Sue Arnold, The Guardian, 16 February 2008

In the lovely, low tones of a fine storyteller, Oliver Fox Davies guides us through the stages of Tolstoy’s mini masterpiece. Davies’s skill with inflection, even within words, heightens the social satire of the early section and shifts with Ilyich’s slide into ever increasing pain and irritability. With the terror and anguish of approaching death, his voice grows convincingly hoarse. Until his illness, Ivan Ilyich had never reflected on his life. But he slowly comes to see his life as ‘a terrible, huge deception which had hidden life and death.’ As he lays dying, his lifelong friends think of the promotions that may come their way, and his wife ‘began to wish he would die, but she didn’t want him to die because then his salary would cease.’ He has always avoided human connection, but through the tender ministrations of a peasant he comes to recognize the ‘mesh of falsity’ in which he’s lived. Written more than a century ago, Tolstoy’s work still retains the power of a contemporary novel.
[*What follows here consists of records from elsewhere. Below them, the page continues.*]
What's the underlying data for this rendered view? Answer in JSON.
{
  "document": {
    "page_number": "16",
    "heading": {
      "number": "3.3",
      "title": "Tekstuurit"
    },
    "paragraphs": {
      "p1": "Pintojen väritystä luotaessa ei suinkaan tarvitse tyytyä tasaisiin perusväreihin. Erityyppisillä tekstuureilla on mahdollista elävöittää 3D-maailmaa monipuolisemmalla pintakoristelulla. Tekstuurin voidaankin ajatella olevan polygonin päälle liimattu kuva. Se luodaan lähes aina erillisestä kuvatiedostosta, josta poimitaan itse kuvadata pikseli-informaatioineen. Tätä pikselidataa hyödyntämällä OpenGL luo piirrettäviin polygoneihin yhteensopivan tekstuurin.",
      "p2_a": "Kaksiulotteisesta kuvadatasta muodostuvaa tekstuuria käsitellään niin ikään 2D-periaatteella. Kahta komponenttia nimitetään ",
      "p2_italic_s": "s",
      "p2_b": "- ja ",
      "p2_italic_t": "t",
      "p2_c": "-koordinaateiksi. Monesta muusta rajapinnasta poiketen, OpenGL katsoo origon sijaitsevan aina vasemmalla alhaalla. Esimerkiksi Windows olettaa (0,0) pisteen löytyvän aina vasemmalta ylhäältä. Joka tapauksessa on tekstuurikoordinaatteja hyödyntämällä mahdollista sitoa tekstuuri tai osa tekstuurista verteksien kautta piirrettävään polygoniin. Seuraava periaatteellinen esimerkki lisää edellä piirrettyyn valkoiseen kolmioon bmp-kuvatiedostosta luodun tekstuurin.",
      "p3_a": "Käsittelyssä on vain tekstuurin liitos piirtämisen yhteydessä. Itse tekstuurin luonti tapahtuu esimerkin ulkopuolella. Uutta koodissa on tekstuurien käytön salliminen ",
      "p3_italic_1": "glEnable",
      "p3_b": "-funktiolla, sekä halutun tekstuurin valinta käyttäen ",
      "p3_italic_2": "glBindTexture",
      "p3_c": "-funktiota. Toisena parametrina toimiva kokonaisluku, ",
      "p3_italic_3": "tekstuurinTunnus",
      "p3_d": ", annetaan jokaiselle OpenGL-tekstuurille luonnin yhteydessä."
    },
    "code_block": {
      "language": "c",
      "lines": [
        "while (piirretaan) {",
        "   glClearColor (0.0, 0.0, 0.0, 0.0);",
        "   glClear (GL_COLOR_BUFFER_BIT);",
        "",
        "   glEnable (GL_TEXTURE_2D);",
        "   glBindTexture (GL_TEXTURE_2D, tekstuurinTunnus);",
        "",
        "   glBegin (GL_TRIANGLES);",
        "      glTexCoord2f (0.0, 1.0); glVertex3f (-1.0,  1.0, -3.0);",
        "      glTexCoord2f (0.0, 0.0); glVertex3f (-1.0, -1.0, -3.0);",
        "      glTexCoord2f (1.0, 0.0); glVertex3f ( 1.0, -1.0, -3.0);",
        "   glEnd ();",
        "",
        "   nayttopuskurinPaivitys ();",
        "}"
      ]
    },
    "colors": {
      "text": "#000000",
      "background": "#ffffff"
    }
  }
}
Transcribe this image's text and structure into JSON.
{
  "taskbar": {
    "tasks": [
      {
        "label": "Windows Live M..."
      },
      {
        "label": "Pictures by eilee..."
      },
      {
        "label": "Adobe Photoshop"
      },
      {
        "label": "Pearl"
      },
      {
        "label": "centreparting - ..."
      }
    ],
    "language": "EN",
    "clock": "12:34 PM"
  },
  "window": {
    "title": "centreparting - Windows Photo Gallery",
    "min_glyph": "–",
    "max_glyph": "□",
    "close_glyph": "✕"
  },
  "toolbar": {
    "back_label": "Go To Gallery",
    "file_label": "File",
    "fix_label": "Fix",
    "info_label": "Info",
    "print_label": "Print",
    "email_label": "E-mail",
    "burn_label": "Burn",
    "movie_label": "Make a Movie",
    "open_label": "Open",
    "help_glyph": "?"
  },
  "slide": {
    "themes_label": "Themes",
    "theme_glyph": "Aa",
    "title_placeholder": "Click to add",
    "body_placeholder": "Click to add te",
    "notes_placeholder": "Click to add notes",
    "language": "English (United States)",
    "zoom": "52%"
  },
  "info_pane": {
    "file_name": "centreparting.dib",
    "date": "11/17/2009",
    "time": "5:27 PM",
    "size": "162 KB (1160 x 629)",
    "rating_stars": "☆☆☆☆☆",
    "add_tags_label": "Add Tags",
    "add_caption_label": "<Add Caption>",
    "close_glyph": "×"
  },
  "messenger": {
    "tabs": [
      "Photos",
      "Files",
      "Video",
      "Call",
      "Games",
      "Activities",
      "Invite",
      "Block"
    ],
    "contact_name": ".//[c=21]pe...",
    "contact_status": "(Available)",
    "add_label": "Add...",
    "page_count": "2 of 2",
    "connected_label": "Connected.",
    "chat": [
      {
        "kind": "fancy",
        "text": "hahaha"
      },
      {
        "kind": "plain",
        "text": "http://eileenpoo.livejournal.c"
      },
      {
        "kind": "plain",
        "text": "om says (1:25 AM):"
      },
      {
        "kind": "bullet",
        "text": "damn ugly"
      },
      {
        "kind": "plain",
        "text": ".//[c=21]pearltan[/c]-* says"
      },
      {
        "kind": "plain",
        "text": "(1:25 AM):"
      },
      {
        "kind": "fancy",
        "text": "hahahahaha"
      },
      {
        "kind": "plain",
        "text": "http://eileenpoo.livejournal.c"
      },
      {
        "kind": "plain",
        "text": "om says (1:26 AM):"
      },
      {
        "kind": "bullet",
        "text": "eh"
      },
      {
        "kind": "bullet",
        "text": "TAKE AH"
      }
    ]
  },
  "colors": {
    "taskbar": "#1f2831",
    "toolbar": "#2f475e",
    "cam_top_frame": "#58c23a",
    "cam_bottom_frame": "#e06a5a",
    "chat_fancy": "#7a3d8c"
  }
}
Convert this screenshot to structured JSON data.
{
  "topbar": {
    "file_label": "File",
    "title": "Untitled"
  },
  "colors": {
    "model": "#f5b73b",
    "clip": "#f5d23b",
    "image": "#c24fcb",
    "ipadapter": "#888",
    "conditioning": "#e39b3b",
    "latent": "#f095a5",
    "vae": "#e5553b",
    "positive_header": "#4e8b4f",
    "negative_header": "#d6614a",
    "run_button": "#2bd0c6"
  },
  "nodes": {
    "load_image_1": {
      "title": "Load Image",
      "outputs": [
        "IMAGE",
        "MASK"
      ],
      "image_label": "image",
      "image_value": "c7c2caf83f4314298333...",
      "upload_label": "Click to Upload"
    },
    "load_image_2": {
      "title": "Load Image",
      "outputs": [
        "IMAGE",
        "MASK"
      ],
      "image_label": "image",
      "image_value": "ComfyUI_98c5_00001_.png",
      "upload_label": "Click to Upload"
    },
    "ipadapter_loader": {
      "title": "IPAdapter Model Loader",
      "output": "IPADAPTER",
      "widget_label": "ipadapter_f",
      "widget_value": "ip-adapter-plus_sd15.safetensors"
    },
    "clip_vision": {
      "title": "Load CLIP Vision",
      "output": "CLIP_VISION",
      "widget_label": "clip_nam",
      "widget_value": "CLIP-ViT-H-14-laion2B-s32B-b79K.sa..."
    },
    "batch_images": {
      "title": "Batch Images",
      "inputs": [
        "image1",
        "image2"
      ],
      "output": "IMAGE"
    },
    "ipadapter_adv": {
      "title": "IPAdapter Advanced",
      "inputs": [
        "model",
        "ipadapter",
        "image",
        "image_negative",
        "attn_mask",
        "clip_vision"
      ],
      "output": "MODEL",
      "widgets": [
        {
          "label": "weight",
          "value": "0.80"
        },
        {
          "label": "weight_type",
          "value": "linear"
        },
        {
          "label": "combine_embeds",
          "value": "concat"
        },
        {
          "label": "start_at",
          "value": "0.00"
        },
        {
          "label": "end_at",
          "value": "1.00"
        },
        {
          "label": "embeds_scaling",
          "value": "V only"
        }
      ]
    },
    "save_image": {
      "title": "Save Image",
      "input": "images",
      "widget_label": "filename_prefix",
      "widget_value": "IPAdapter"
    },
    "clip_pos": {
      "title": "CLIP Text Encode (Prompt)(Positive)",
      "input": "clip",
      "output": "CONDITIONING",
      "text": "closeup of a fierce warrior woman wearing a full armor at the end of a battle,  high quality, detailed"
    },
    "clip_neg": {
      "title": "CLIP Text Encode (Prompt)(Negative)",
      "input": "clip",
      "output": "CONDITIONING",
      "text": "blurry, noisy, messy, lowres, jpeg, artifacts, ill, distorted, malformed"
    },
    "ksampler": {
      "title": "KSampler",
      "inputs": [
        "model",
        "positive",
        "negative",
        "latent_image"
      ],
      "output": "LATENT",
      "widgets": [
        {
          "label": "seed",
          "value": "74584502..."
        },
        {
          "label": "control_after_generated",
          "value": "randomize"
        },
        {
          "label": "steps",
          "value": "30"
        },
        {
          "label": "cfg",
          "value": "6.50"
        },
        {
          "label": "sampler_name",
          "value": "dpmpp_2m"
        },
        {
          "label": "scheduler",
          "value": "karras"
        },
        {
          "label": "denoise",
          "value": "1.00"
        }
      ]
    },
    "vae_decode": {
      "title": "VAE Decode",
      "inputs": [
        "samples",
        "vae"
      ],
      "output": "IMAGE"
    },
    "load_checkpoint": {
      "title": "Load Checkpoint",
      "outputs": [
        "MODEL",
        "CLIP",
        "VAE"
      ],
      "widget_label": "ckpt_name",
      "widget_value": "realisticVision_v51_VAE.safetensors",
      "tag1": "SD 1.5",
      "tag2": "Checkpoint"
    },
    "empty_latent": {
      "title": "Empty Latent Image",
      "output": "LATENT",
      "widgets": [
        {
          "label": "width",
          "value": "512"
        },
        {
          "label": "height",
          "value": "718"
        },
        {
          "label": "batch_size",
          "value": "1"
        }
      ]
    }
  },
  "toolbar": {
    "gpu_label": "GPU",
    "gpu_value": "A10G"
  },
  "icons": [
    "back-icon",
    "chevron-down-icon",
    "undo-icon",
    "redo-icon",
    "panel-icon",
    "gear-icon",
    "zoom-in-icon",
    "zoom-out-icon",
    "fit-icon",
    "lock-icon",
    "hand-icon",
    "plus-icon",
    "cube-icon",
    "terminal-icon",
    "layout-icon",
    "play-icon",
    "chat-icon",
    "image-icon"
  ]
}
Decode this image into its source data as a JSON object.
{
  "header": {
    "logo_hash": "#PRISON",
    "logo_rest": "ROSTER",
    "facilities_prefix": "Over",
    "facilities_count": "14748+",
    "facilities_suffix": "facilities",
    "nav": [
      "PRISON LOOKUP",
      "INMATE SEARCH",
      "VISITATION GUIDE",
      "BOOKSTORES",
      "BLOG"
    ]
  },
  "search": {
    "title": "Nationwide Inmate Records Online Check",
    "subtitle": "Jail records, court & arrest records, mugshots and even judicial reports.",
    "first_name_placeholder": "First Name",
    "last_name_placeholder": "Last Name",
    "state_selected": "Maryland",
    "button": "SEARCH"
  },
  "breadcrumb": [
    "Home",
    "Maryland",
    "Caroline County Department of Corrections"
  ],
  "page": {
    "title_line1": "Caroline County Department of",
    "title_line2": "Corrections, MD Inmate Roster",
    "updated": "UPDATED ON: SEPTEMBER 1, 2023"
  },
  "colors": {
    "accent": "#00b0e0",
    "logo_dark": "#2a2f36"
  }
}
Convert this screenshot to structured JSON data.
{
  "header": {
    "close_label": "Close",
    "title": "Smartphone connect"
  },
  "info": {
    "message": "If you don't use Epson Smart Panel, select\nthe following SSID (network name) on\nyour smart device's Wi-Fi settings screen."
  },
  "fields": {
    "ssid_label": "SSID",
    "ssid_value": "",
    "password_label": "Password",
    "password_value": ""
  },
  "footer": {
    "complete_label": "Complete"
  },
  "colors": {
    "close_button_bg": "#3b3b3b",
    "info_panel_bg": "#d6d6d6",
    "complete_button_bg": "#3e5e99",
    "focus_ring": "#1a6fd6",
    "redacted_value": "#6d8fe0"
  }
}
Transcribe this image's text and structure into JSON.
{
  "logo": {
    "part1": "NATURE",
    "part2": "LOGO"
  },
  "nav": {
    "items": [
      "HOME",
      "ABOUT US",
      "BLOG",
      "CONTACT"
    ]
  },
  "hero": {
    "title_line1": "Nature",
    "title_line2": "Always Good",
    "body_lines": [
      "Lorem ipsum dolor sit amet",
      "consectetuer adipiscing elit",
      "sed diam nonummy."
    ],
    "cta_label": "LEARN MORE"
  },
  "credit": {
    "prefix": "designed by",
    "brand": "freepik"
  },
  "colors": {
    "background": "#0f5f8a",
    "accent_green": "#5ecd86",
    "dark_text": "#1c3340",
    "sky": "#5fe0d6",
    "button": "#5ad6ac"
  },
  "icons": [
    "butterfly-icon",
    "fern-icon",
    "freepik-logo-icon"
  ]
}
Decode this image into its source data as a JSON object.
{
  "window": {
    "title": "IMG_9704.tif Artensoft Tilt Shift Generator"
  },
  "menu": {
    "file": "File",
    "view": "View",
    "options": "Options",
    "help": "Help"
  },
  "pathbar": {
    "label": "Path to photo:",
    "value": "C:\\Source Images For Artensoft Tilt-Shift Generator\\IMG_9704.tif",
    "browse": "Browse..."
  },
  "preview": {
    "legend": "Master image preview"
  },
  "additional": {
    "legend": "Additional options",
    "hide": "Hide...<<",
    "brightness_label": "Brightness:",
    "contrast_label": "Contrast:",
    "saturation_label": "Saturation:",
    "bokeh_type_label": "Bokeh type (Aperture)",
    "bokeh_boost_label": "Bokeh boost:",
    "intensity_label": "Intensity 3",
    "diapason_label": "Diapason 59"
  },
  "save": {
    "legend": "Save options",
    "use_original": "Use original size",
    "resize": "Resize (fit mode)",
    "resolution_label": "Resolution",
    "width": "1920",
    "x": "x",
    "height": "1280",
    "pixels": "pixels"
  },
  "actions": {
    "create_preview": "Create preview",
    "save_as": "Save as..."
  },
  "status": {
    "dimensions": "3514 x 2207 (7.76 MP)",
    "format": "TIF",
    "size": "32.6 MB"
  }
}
Publisher’s Weekly, January 2008

Tolstoy’s novella offers a penetrating examination of the Christian faith and the nature of life and death. Listeners will also be sure to delight in Tolstoy’s sharp and sometimes satirical eye for the very modern-sounding details of the life of a nineteenth-century Russian bureaucrat. With masterful ease, a warm tone, and conversational pacing, British actor Oliver Davies captures Ivan Ilyich’s preoccupation with interior decorating and debt and his avoidance of family weddings and home remedies. Then the shadow of death wipes away all trivialities and pretence. This work’s prose and performance are so vivid, so human, and so listenable that there’s no doubt why Tolstoy stands as one of the giants of world literature.